Disappearance of the artist Ben. | Elysium

Disappearance of the artist Ben. | Elysium
Disappearance of the artist Ben. | Elysium

On our children’s kits, on so many everyday objects and even in our imaginations, Ben had left his mark, made of freedom and poetry, of apparent lightness and overwhelming depth. With his death, France loses one of its most popular artists, inseparable from the city of Nice, heir to Marcel Duchamp and the European Dadaists, who achieved a form of universal through his calligraphy.

“I always wanted to do something new,” was the mantra of the man born Benjamin Vautier, who bore the same name as his great-grandfather, an illustrious 19th-century Swiss painter. Born in 1935 to an Irish mother and a Swiss father, Benjamin Vautier grew up in the storms of the Second World War, from Naples to Izmir, from Alexandria to Nice.
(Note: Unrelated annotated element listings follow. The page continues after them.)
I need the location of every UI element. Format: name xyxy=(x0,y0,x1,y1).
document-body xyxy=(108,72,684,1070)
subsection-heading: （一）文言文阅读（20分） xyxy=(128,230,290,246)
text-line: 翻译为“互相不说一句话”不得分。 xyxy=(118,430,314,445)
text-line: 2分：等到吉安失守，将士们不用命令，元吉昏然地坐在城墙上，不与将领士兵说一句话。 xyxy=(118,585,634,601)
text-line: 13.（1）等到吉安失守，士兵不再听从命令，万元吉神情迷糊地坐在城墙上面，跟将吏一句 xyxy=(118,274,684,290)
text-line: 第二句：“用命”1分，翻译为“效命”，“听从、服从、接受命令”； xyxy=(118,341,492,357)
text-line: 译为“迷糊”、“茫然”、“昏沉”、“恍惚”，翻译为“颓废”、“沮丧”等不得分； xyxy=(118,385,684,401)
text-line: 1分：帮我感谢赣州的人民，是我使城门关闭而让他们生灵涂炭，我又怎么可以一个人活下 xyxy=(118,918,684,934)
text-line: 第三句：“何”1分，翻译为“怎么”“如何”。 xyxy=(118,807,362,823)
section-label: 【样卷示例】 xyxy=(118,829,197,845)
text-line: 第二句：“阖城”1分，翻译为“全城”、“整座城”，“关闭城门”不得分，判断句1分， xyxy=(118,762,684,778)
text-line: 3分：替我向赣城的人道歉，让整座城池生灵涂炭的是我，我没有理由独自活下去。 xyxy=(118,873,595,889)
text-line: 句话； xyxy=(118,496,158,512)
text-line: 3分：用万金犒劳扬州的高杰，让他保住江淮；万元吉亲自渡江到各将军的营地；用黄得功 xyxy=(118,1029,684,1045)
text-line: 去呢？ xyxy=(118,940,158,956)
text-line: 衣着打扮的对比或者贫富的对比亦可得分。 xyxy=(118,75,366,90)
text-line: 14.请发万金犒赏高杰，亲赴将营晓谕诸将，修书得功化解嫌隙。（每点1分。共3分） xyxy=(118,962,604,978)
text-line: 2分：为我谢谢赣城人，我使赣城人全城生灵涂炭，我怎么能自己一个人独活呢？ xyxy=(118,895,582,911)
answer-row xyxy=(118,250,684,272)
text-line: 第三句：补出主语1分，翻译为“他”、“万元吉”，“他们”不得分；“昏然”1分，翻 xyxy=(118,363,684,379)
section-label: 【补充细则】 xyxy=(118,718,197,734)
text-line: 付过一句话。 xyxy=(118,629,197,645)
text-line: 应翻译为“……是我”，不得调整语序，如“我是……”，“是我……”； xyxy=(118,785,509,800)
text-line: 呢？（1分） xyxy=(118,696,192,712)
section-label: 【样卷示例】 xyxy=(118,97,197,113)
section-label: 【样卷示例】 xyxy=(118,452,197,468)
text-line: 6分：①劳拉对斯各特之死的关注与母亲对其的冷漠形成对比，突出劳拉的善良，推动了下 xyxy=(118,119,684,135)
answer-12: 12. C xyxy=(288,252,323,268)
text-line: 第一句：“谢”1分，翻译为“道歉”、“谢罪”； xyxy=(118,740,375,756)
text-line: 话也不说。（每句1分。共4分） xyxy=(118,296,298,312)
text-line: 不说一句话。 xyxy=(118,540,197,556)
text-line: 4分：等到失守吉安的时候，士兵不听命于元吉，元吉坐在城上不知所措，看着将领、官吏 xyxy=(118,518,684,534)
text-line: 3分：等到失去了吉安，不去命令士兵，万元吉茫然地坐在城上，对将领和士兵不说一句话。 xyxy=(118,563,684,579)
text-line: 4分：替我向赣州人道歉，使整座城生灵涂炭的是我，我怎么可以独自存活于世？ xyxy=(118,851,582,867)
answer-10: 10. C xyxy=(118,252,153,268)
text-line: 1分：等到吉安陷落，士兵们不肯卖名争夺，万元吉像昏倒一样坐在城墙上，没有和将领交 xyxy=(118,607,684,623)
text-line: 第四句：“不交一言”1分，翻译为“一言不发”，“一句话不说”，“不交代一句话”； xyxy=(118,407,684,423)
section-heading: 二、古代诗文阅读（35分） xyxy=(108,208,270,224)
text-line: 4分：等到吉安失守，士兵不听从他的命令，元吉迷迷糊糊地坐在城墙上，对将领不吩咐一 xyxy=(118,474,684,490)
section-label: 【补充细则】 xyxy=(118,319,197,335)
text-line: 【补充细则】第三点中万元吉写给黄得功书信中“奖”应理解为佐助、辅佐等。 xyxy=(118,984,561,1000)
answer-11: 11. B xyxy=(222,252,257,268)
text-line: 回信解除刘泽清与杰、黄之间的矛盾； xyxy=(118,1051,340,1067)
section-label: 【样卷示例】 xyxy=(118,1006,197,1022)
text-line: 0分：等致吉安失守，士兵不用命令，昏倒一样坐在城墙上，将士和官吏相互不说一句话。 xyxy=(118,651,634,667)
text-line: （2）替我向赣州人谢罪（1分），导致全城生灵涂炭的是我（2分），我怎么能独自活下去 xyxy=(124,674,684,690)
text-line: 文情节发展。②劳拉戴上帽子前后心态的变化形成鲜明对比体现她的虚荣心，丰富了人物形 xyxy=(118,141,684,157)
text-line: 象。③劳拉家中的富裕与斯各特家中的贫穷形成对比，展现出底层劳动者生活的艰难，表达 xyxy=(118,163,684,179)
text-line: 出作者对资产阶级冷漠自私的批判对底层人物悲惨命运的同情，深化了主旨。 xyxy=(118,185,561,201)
After studying at the Parc Impérial, Benjamin Vautier employed his tireless curiosity and erudition, first in a bookseller then in his own shop, rue Tonduti de l’Escarène in Nice, where books, papers, records, and the most diverse objects.

In the artistic ferment of the post-war period, the place gradually became a meeting point for the future figures of the Nice school: César, Arman, Martial RAYSSE. Marked by this “new realism”, driven by a mixture of ambition and irony, Ben, his artistic name, began research work, between parodies and provocations, with a first series of fruit drawings. “At home, meaning counts more than your reproductions of bananas,” his friend Yves Klein prophesied. Beginning a quest for truth, Ben then forged his path in the wake of Marcel Duchamp and conceived art as a pure mental decision, signing the most diverse objects, according to what he called “appropriations”. In 1959, Ben invented “living sculptures”, of passers-by whom he declared works, which he signed at random. Close to the Fluxus movement alongside George Maciunas, Ben established himself through these spectacular artistic gestures, such as the signature of all the objects at the Nice flea market in 1963. A tireless creative force, his destiny and his work highlighted into question the very figure of the creator and the artist. This power of doubt, of destruction, of romantic self-hatred, was always in the background of his work.

With indisputable generosity and flair, Ben never forgot his first vocation as a smuggler. In 1965, he transformed his shop into an exhibition space, “Ben doubt of everything”, in which he exhibited his friends of the avant-garde, from Martial RAYSSE to Bernar VENET via Christian Boltanski, or the proponents of “free figuration”, such as Robert COMBAS or Hervé DI ROSA. From his workshop in the heights of Nice, in Saint-Pancrace, a house renamed after his children’s nicknames, Malabar and Cunégonde, Ben multiplied the media, from cinema to photography, from the distribution of leaflets to debates through the sending of letters . Exhibited in France and around the world, accompanied by Daniel TEMPLON’s gallery, Ben never stopped examining himself, reinventing himself, challenging himself, transforming his places of life, his passions, his inner demons into artistic propositions.

Over the course of these decades of creation, he entered the collective imagination with his cryptic phrases, recognizable among all, sometimes mocking, sometimes candid. A signature, a writing, an opening to doubt, which challenged, and which added, in our French language, beauty to the walls and picture rails of the world. The Maillol Museum in Paris dedicated a retrospective to him as a summary, or manifesto, “Everything is art”, in 2016.

The President of the Republic and his wife bow to the memory of an artist who, from the hills of Saint-Pancrace in Nice, constantly pushed back the boundaries, to better write, in French, disaster, insolence and beauty. They send their heartfelt condolences to his children and his loved ones.